The leader of the Nagorno-Karabakh region described hostilities with Azerbaijan as "calmer" on Sunday, the second day of a cease-fire. But several incidents of shelling were reported overnight and the truce is under immense strain.
"It seems that since this morning it is calmer, but that can change very quickly," Arayik Harutyunyan told journalists in the regional capital Stepanakert.
Azerbaijan and Armenia both accused each other of serious violations and crimes against civilians on Sunday morning. The Russia-brokered cease-fire came into effect at noon on Saturday.
Both sides also accused one another of breaking the ceasefire almost immediately on Saturday, and Azerbaijan gave the impression in public comments from top officials that it saw it as only a brief and temporary breathing space anyway.
On Sunday, Azerbaijan accused Armenia of heavily shelling a residential area in Ganja, its second-largest city, in the early hours of the morning, and of hitting an apartment building. Azeri officials said five people had been killed and dozens injured, claims that Armenia denies.
"These are absolute lies," Armenian officials said. Reporters on the ground in Ganja confirmed that dead bodies were carried out of the rubble by rescue workers.
An Armenian spokesman also accused Azerbaijan of instigating "provocations" with fresh shelling through the night.
Laurence Broers, Caucasus Director of the London-based international peace organization Conciliation Resources, told DW that the ongoing fighting was radicalizing people across the divide and "making it increasingly difficult for the leaders to step back and meet the terms of a humanitarian truce."
He warned that the cease-fire is in a "very dangerous place" and that there could be "a lot more violence in the coming days."
Russian Foreign Minister Sergey Lavrov, who hosted the meeting between the Armenian and Azerbaijani foreign ministers that led to the cease-fire, spoke to both sides late on Saturday night.
In telephone conversations, he urged both governments to stick to the terms of the truce, according to the Russian foreign ministry.
Hundreds of people have died since fighting broke out again in September, the most deadly conflict between the former Soviet states since the early 1990s.
Broers from Conciliation Resources warned of a "humanitarian catastrophe" building in the disputed region:
"The vast majority of the civilian infrastructure that has been destroyed is in Nagorno-Karabakh and about half of the population — some 70,000 people have fled the territory," he told DW.
He said the conflict is "aggravating and compounding the COVID pandemic which has hit both countries quite hard, and there's winter coming as well, so really a very difficult humanitarian situation [can be expected] in the coming weeks."

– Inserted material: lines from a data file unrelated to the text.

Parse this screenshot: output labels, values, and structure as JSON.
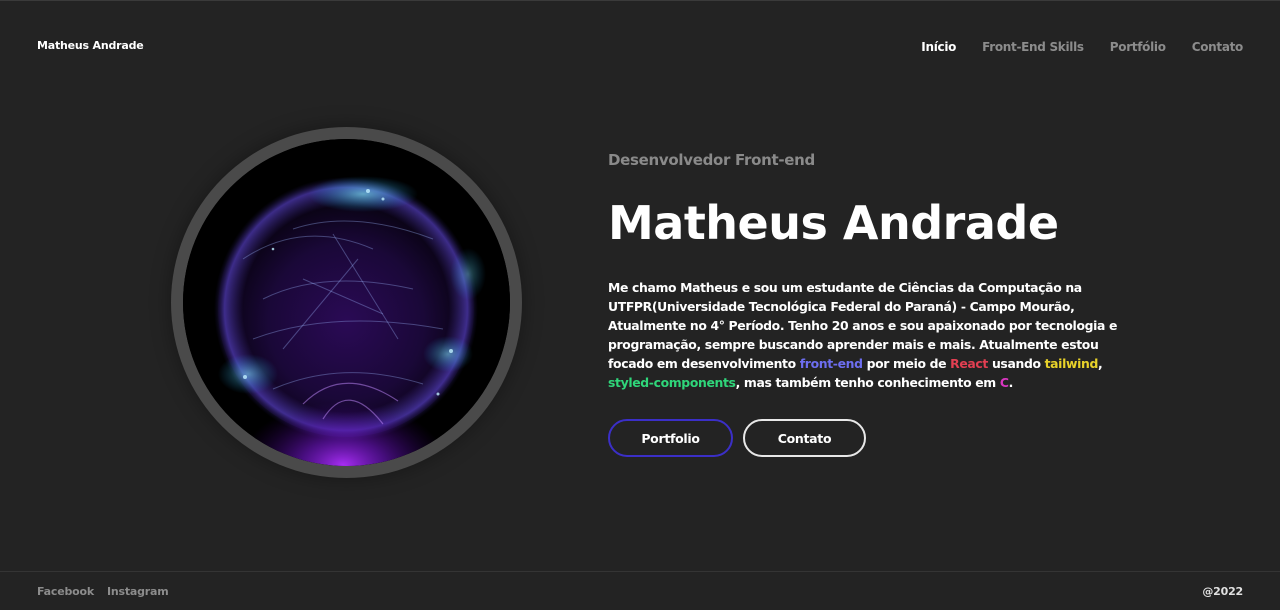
{
  "header": {
    "brand": "Matheus Andrade",
    "nav": [
      {
        "label": "Início",
        "active": true
      },
      {
        "label": "Front-End Skills",
        "active": false
      },
      {
        "label": "Portfólio",
        "active": false
      },
      {
        "label": "Contato",
        "active": false
      }
    ]
  },
  "hero": {
    "subtitle": "Desenvolvedor Front-end",
    "title": "Matheus Andrade",
    "about": {
      "p1": "Me chamo Matheus e sou um estudante de Ciências da Computação na UTFPR(Universidade Tecnológica Federal do Paraná) - Campo Mourão, Atualmente no 4° Período. Tenho 20 anos e sou apaixonado por tecnologia e programação, sempre buscando aprender mais e mais. Atualmente estou focado em desenvolvimento ",
      "front_end": "front-end",
      "p2": " por meio de ",
      "react": "React",
      "p3": " usando ",
      "tailwind": "tailwind",
      "p4": ", ",
      "styled": "styled-components",
      "p5": ", mas também tenho conhecimento em ",
      "c": "C",
      "p6": "."
    },
    "buttons": {
      "portfolio": "Portfolio",
      "contato": "Contato"
    }
  },
  "footer": {
    "links": [
      "Facebook",
      "Instagram"
    ],
    "copyright": "@2022"
  },
  "colors": {
    "background": "#232323",
    "highlight_front_end": "#6d6ef0",
    "highlight_react": "#e23f52",
    "highlight_tailwind": "#e8d22a",
    "highlight_styled": "#2fd67a",
    "highlight_c": "#d936c0",
    "portfolio_border": "#3b2fc7"
  },
  "icons": {
    "avatar": "glowing-particle-sphere"
  }
}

The Nagorno-Karabakh border region is controlled by Christian Armenian troops but recognized by the United Nations as part of predominantly Muslim Azerbaijan.
Azerbaijan and Armenia previously fought a war over the territory in the late 1980s and early 1990s as they transitioned into independent countries amid the dissolution of the Soviet Union, with a fragile peace treaty in place since 1994.